Suddenly, an apparent peaceful solution in Syria has walked onstage. Who wouldn’t welcome that? Well, we have to hold our applause while we consider the source. It looks like Syria has agreed to a Russian proposal where President Bashar al-Assad will give up his chemical weapons to the international community, whatever that means. Skepticism is in order. This latest development reinforces the impromptu nature of this White House. This is a group who can’t influence events, led by a wandering president whose words and actions reveal him to be a witness to events he doesn’t control. The whole affair is looking more Carter-esque than ever.
Of course it’s a good idea for us to come to a diplomatic solution. But whether or not this proposal is serious and viable or if Russian President Vladimir Putin is just having some fun manipulating President Obama remains to be seen.
The metaphors are many: A classic tease, Lucy holding the football, a head fake, etc. Wise heads will have to determine if this is anything more than a delaying tactic straight from the North Korean and Iranian playbooks: make an appealing, sensible gesture to get us to politely wait for the peaceful breakthrough but, all the while, build their bombs.

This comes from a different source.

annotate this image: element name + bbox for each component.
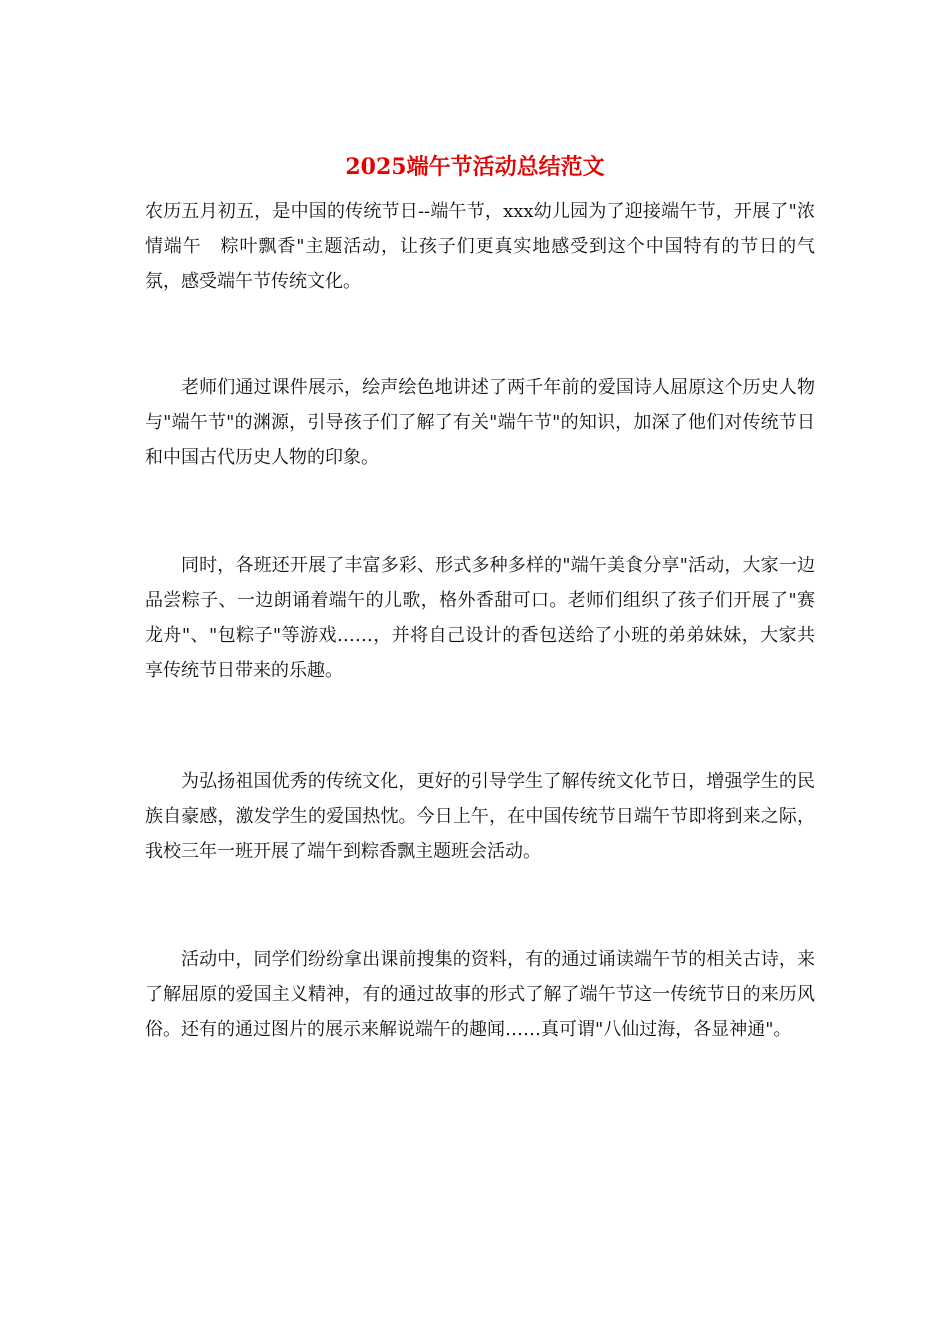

The reality is that the risk that Obama is being shamelessly and comically manipulated is counter-balanced by the prospect of securing deadly, dangerous weapons that could kill Americans. Is Putin toying with us? Is all of Washington — including leaders from both parties — now Putin’s puppet? We know that Putin does seem to delight in taunting Obama, but maybe he has overplayed his hand this time. If the votes in Congress become about calling the Russian president’s bluff rather than supporting a bumbling president at home, Obama’s hand could be strengthened.
Even though it is tempting to think the president could now prove a larger point by ignoring Putin and striking hard at Syria, there are still too many good reasons not to engage in military action. Of course, Assad actually giving up his WMDs would be one such good reason, and the prospect is worth probing. Republicans, like me, who have said they are against a strike can’t now insist that the president proceed with an attack.
I sympathize with the tangled conundrum the administration is in, even if much of it is a result of their own hubris, inexperience and sheer blundering. If we have any hope of success, Obama must be clear in his words and performance tonight and demonstrate to the American people that he is not being played for a fool.